Os curadores do projeto estão adquirindo obras representativas de importantes artistas e movimentos estilísticos do Oriente e do Ocidente, e de diversas eras. Do Egito Antigo à pintura do Império Mughal indiano. De pinturas de precursores do movimento impressionista, como Édouard Manet, ao abstracionismo contemporâneo do americano Cy Twombly, que tem as suas telas vendidas por pelo menos US$ 5 milhões. Da arte do Mali ao Pré-Renascimento veneziano do pintor Giovanni Bellini. Entre 2009 e 2014, o emirado de Abu Dhabi investiu US$ 55 milhões por ano para adquirir obras de arte ao redor do mundo. Trata-se de um esforço financeiro que não tem precedentes no mercado contemporâneo de arte.

E que ainda não chegou ao fim. Cerca de 300 obras já foram arrematadas. “Hoje a grande dificuldade para compor uma coleção assim é o que não falta a eles: o dinheiro”, diz Jonas Bergamin, diretor da Bolsa de Arte, uma das principais agências de leilão do Brasil. “Só o Hermitage, da Rússia, tem uma coleção semelhante naquela parte do mundo. São os árabes os responsáveis pelo valor atual da grande arte à venda.” Várias das obras compradas chamam a atenção. É o caso de uma pequena escultura de uma princesa da Báctria, do início da civilização, da virada do terceiro para o segundo milênio antes de Cristo.

Assim como um bracelete de ouro com duas cabeças de leões, da civilização aquemênida, esculpido há 2,8 mil anos, no Irã Antigo. Outras obras valiosas são um quadro do holandês Piet Mondrian, que pertencia ao célebre costureiro francês Yves Saint-Laurent e até um de Pablo Picasso que nunca fora exposto antes. Há, ainda, uma coleção de pinturas miniaturas indianas comprada do cineasta americano James Ivory, diretor de Uma Janela para o Amor. Mas, essa avalanche de investimentos não deve afetar o mercado nacional. “Os artistas brasileiros não interessam a eles.”, diz Bergamin.
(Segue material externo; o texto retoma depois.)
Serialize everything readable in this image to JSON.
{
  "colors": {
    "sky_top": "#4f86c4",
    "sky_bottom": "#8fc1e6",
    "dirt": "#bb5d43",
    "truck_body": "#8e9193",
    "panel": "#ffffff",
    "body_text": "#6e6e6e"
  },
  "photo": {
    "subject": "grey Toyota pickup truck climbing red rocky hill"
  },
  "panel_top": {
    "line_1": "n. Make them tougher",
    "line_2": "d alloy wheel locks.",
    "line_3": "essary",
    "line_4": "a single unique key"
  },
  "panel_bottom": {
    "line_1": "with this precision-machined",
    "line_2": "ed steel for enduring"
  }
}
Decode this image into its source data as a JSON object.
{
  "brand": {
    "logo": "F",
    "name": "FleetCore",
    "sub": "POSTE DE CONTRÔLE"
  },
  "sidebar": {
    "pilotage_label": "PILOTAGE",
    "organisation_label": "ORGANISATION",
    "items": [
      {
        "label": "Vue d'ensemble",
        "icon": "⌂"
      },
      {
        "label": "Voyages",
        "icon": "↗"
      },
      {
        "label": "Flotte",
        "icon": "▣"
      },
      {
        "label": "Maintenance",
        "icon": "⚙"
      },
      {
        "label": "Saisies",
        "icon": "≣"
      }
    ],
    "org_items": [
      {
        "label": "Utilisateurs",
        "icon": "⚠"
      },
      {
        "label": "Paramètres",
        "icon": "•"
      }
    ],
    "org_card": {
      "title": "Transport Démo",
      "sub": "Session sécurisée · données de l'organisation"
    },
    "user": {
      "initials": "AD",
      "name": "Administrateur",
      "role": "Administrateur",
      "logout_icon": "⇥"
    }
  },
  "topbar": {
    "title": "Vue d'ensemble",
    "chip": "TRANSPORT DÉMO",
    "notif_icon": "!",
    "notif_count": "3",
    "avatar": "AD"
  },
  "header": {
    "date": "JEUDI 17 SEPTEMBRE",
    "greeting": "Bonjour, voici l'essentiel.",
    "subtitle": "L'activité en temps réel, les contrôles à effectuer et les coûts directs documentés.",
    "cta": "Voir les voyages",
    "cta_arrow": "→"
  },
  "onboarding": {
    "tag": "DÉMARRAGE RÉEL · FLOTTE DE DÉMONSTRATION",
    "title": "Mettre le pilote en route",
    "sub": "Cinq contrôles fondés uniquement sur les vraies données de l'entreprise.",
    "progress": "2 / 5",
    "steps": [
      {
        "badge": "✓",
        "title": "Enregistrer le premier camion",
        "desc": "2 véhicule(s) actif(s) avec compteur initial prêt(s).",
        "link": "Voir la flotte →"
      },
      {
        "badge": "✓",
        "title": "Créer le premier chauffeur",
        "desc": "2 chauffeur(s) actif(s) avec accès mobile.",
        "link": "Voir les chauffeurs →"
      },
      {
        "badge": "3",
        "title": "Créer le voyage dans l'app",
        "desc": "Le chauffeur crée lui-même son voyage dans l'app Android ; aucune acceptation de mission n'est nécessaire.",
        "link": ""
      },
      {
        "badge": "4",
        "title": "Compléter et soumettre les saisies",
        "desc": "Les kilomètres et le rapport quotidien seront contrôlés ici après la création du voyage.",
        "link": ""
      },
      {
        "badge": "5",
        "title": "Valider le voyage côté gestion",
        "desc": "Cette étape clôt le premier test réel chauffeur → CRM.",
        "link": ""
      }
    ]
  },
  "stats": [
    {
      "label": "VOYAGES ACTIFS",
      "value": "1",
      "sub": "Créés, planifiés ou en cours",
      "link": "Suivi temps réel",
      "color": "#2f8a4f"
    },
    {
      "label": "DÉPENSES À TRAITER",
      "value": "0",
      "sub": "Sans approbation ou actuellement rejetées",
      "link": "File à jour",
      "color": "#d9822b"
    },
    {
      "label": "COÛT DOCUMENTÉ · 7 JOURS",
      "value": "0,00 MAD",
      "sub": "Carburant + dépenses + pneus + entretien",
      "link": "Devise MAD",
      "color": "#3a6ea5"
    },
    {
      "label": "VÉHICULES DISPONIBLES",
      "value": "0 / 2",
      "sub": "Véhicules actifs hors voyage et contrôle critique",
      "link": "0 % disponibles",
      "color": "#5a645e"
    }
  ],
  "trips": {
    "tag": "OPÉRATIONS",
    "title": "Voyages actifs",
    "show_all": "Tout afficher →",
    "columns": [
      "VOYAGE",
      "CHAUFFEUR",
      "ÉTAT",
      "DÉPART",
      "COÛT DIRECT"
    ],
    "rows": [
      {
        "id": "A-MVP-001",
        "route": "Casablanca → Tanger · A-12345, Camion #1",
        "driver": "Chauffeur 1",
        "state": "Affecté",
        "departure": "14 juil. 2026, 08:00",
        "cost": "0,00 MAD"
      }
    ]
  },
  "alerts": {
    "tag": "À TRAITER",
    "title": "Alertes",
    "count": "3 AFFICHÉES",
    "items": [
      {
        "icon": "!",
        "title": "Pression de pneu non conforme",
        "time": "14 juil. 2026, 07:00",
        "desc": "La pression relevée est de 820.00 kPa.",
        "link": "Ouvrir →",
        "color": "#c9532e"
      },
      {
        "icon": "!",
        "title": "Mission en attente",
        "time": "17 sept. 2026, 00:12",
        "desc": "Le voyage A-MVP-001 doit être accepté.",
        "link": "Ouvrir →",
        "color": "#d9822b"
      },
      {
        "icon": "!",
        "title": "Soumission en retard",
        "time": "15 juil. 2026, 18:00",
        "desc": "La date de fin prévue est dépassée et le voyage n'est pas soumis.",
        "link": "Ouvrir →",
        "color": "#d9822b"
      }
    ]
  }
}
“Eles buscam artistas com repercussão na Europa e nos EUA.” O próprio museu em construção será uma dispendiosa obra de arte. O consagrado arquiteto francês Jean Nouvel desenhou o projeto, que simula um oásis, com o teto vazado como se fosse o espaço entre as folhas de uma árvore. A fantasia tem custo de construção orçado entre US$ 90 milhões e US$ 120 milhões. Nouvel é um dos queridinhos dos museus das novas fronteiras do mercado da arte. Ele também criou os projetos para o Museu Nacional do Catar e do Museu Nacional de Arte da China. Com tudo isso, o Louvre das arábias já seria uma grande atração por si só. No entanto, faz parte de um projeto maior de Abu Dhabi.

Será apenas o primeiro de uma série de museus que vão compor a Ilha Saadiyat, um complexo de US$ 27 bilhões que vão incluir, pelo menos, outros três grandes espaços culturais. Será aberta uma filial do Museu Guggenheim, que promete ser a maior da rede e pretende replicar o sucesso que a marca conseguiu em Bilbao, na Espanha. Também estão em projeto o Museu Nacional Zayed, que vai contar a história dos EAU, e um museu marítimo. Todos eles, assim como o Louvre, são projeto de arquitetos vencedores do Pritzker Prize, o Nobel da arquitetura, como o canadense Frank Gehry e o britânico Norman Foster.